The interdisciplinary course will create a unique opportunity for up to 16 Fredonia students to experience cross-cultural exchanges, explore new topics and forge new friendships with a comparable number of English-speaking Indian undergraduates enrolled in FLAME (Foundation for Liberal Arts and Management Education), located in Pune, the eighth-largest metropolitan area in India.
"I'm very excited about the award and the class," Tuggy said. "I agree with Chancellor Nancy Zimpher's aim of giving SUNY students more opportunities for international learning, and am glad that her office found our proposal worthy of support."
Dr. Dale Tuggy
Four day-long field trips, three guest lectures by an Indian philosopher, and participation in a course blog will supplement lecture-discussions. Excursions will take students to early medieval caves on Elephanta Island, sacred gardens, a Sikh Gurdwara and a hilltop Hindu temple complex. Classroom discussions will address concepts of the divine, eastern and western theories of religious pluralism, the basic religious thought and practices of Hinduism and Sikhism, as well as proselytism and religious conversion and alleged evidence that supports reincarnation.
The idea to conduct a course having equal numbers of American and Indian students in India was conceived in 2011 and advances efforts made by Vice President for Academic Affairs Virginia Horvath to expand SUNY Fredonia's relationship with FLAME. Tuggy was sent by Dr. Horvath, who will become SUNY Fredonia's new president in July, to FLAME in January to work out practical matters and lay the groundwork for the study abroad class.
Tuggy began designing the course after hearing a presentation made by two fellow faculty members, Dance instructor Sam Kinney and Theatre professor Tom Loughlin, about their trip to India two years ago. He also learned about a group, led by Communication professor Ted Schwalbe and Horvath, which visited FLAME.
"When I was there in January, I hit it off with the people I met," Tuggy noted.
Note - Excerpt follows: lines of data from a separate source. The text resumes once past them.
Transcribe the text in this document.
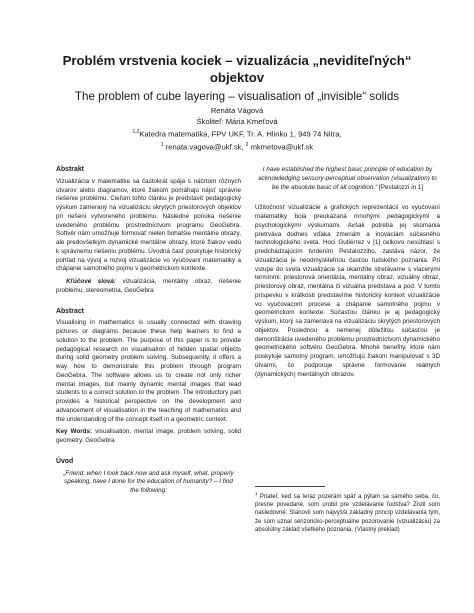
Problém vrstvenia kociek – vizualizácia „neviditeľných“ objektov
The problem of cube layering – visualisation of „invisible“ solids
Renáta Vágová
Školiteľ: Mária Kmeťová
$^{1,2}$Katedra matematika, FPV UKF, Tr. A. Hlinku 1, 949 74 Nitra,
$^1$ renata.vagova@ukf.sk, $^2$ mkmetova@ukf.sk
Abstrakt
Vizualizácia v matematike sa častokrát spája s náčrtom rôznych útvarov alebo diagramov, ktoré žiakom pomáhajú nájsť správne riešenie problému. Cieľom tohto článku je predstaviť pedagogický výskum zameraný na vizualizáciu skrytých priestorových objektov pri riešení vytvoreného problému. Následne ponúka riešenie uvedeného problému prostredníctvom programu GeoGebra. Softvér nám umožňuje formovať nielen bohatšie mentálne obrazy, ale predovšetkým dynamické mentálne obrazy, ktoré žiakov vedú k správnemu riešeniu problému. Úvodná časť poskytuje historický pohľad na vývoj a rozvoj vizualizácie vo vyučovaní matematiky a chápanie samotného pojmu v geometrickom kontexte.
Kľúčové slová: vizualizácia, mentálny obraz, riešenie problému, stereometria, GeoGebra
Abstract
Visualising in mathematics is usually connected with drawing pictures or diagrams because these help learners to find a solution to the problem. The purpose of this paper is to provide pedagogical research on visualisation of hidden spatial objects during solid geometry problem solving. Subsequently, it offers a way how to demonstrate this problem through program GeoGebra. The software allows us to create not only richer mental images, but mainly dynamic mental images that lead students to a correct solution to the problem. The introductory part provides a historical perspective on the development and advancement of visualisation in the teaching of mathematics and the understanding of the concept itself in a geometric context.
Key Words: visualisation, mental image, problem solving, solid geometry, GeoGebra
Úvod
„Friend, when I look back now and ask myself, what, properly speaking, have I done for the education of humanity? – I find the following:
I have established the highest basic principle of education by acknowledging sensory-perceptual observation (visualization) to be the absolute basic of all cognition.“ [Pestalozzi in 1]
Užitočnosť vizualizácie a grafických reprezentácií vo vyučovaní matematiky bola preukázaná mnohými pedagogickými a psychologickými výskumami. Avšak potreba jej skúmania pretrváva dodnes vďaka zmenám a inováciám súčasného technologického sveta. Hoci Gutiérrez v [1] celkovo nesúhlasí s predchádzajúcim tvrdením Pestalozziho, zastáva názor, že vizualizácia je neodmysliteľnou časťou ľudského poznania. Pri vstupe do sveta vizualizácie sa okamžite stretávame s viacerými termínmi: priestorová orientácia, mentálny obraz, vizuálny obraz, priestorový obraz, mentálna či vizuálna predstava a pod. V tomto príspevku v krátkosti predstavíme historický kontext vizualizácie vo vyučovacom procese a chápanie samotného pojmu v geometrickom kontexte. Súčasťou článku je aj pedagogický výskum, ktorý sa zameriava na vizualizáciu skrytých priestorových objektov. Poslednou a nemenej dôležitou súčasťou je demonštrácia uvedeného problému prostredníctvom dynamického geometrického softvéru GeoGebra. Mnohé benefity, ktoré nám poskytuje samotný program, umožňujú žiakom manipulovať s 3D útvarmi, čo podporuje správne formovanie reálnych (dynamických) mentálnych obrazov.
$^1$ Priateľ, keď sa teraz pozerám späť a pýtam sa samého seba, čo, presne povedané, som urobil pre vzdelávanie ľudstva? Zistil som nasledovné: Stanovil som najvyšší základný princíp vzdelávania tým, že som uznal senzoricko-perceptuálne pozorovanie (vizualizáciu) za absolútny základ všetkého poznania. (Vlastný preklad)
India is an appropriate site for the course, Tuggy explained. In addition to being the home of Hinduism, the third-largest religion in the world, and the origin of Buddhism, the fourth-largest, India has the second-largest number of English speakers, is the world's largest democracy, and continues to enjoy a robust economy. Additionally, SUNY Fredonia already has an agreement with FLAME to pursue faculty and student exchanges and collaborative courses to bring students and faculty together from both campuses.
There are no prerequisites for the course, which serves as an upper-level elective for students with a major or minor in philosophy or a minor in religious studies. Global Philosophy of Religion carries three credit hours and will run Dec. 28, 2012 to Jan. 21, 2013. Estimated costs, including tuition and fees, are $3,200.
"I think this will be a real adventure in intellectual and cultural diversity, and something our students, and theirs, will never forget," Tuggy said.
A Chancellor's Award, chosen by SUNY's Office of Global Affairs, provides $4,000 for new study abroad courses in a country less traveled for academic purposes, reducing student travel expenses.